I use choir music on a lot of my writing playlists, because the joining together of voices evokes so many things—emotion, and mystery among them. I love just about every type of choir. My most favorite is probably the very fancy choirs like King’s Choir at Windsor, followed very closely by the gospel choir. Even though they are very different vibes, both do something to my heart.
Sometimes as I am scrolling through and listening to choir music on Spotify, I think about congregational singing in the churches I have attended. I love that, too. I have attended low brow, high brow, and middle brow churches, churches with pianos, churches with pipe organs, churches without instruments, and churches with bands. All have something to offer.
I love the seriousness of the high brow church hymns. The holiness of sound in hymns like “Guide Me, O Thou Great Redeemer” and “Lord Of All Hopefulness”—usually accompanied by a pipe organ. I love the way the togetherness becomes oneness and blocks out everything but communion with you and God. I love how the lyrics are simultaneously thought-provoking. I love that I have tears streaming down my eyes by the end because the loftiness of it always moves me.

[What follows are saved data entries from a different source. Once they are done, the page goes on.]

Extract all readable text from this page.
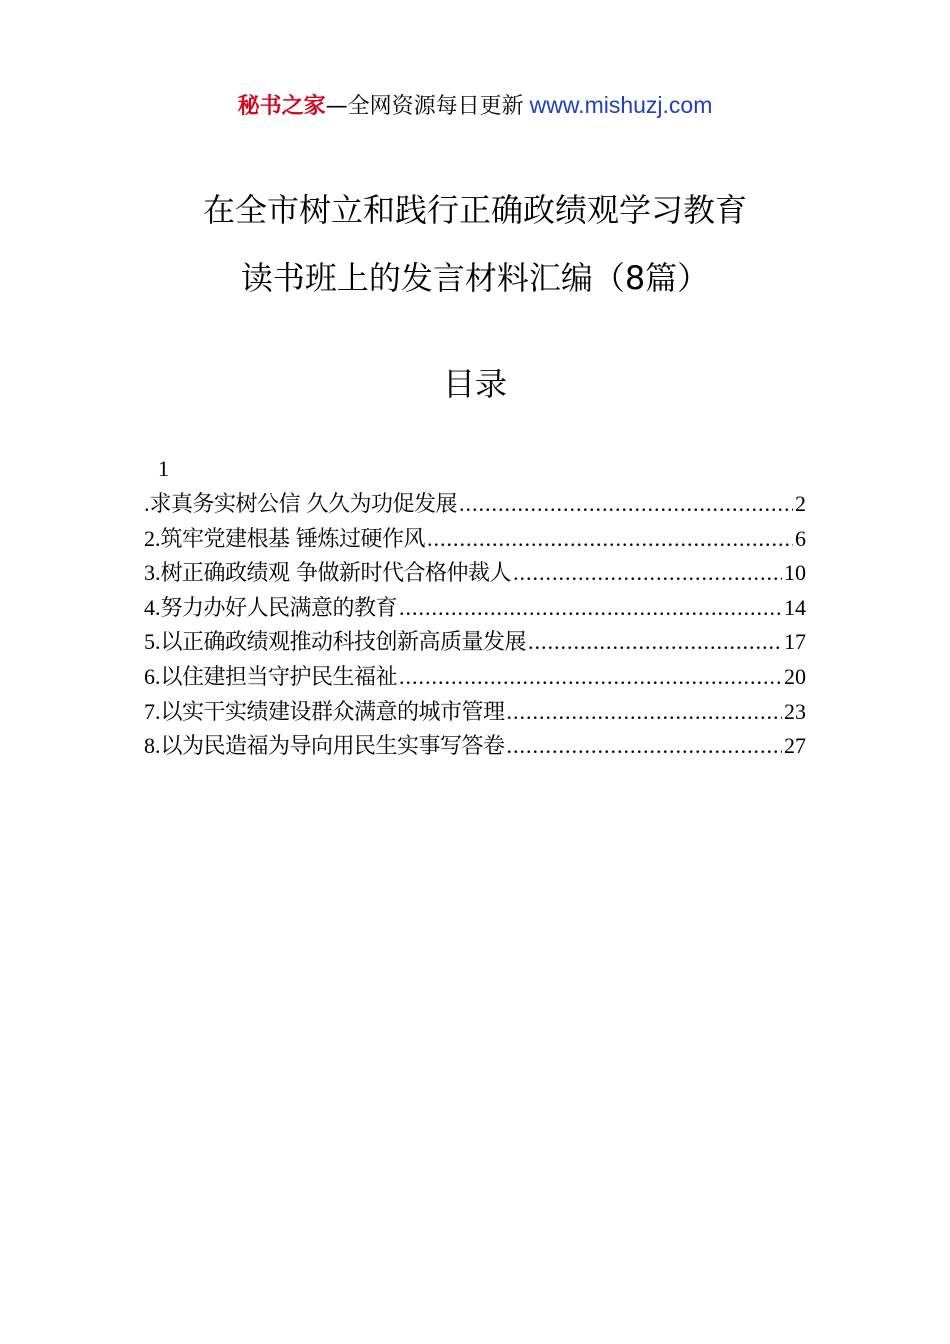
秘书之家—全网资源每日更新 www.mishuzj.com
在全市树立和践行正确政绩观学习教育
读书班上的发言材料汇编（8篇）
目录
1
. 求真务实树公信 久久为功促发展 .....	2
2. 筑牢党建根基 锤炼过硬作风 .....	6
3. 树正确政绩观 争做新时代合格仲裁人 .....	10
4. 努力办好人民满意的教育 .....	14
5. 以正确政绩观推动科技创新高质量发展 .....	17
6. 以住建担当守护民生福祉 .....	20
7. 以实干实绩建设群众满意的城市管理 .....	23
8. 以为民造福为导向用民生实事写答卷 .....	27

I have been in churches where contemporary songs are sung with amazing bands and vocalists leading. I have seen the electrification of a crowd when lyrics strike a personal chord. Some of the most beautiful songs I have heard are a contemporary songs.
I love the exultation in the hymns of African American churches. I love the special rawness of a cappella hymns. I love the timeless beauty of the oldest hymns. But most of all, I think I love the middle of the road, every day church hymns sung by every Christian congregation.
I love the way we settle into our patterns of the ones we know well. I love how we practice them by default and offer up a polished noise. I love how, when we sing “It Is Well With My Soul,” the women somehow know to sing the first line of the chorus, and the men somehow know to sing the second, and we keep alternating until we come together again for the triumphant final line. I love the way “Amazing Grace” is always the loudest. Everyone knows it. Almost as if it is stamped on our hearts. I love how it builds and builds as the verses are all sung, and I love the unbridled joy that accompanies the deafening final verse, building to the final line, “We’ve no less days to sing God’s praise, than when we first begun!”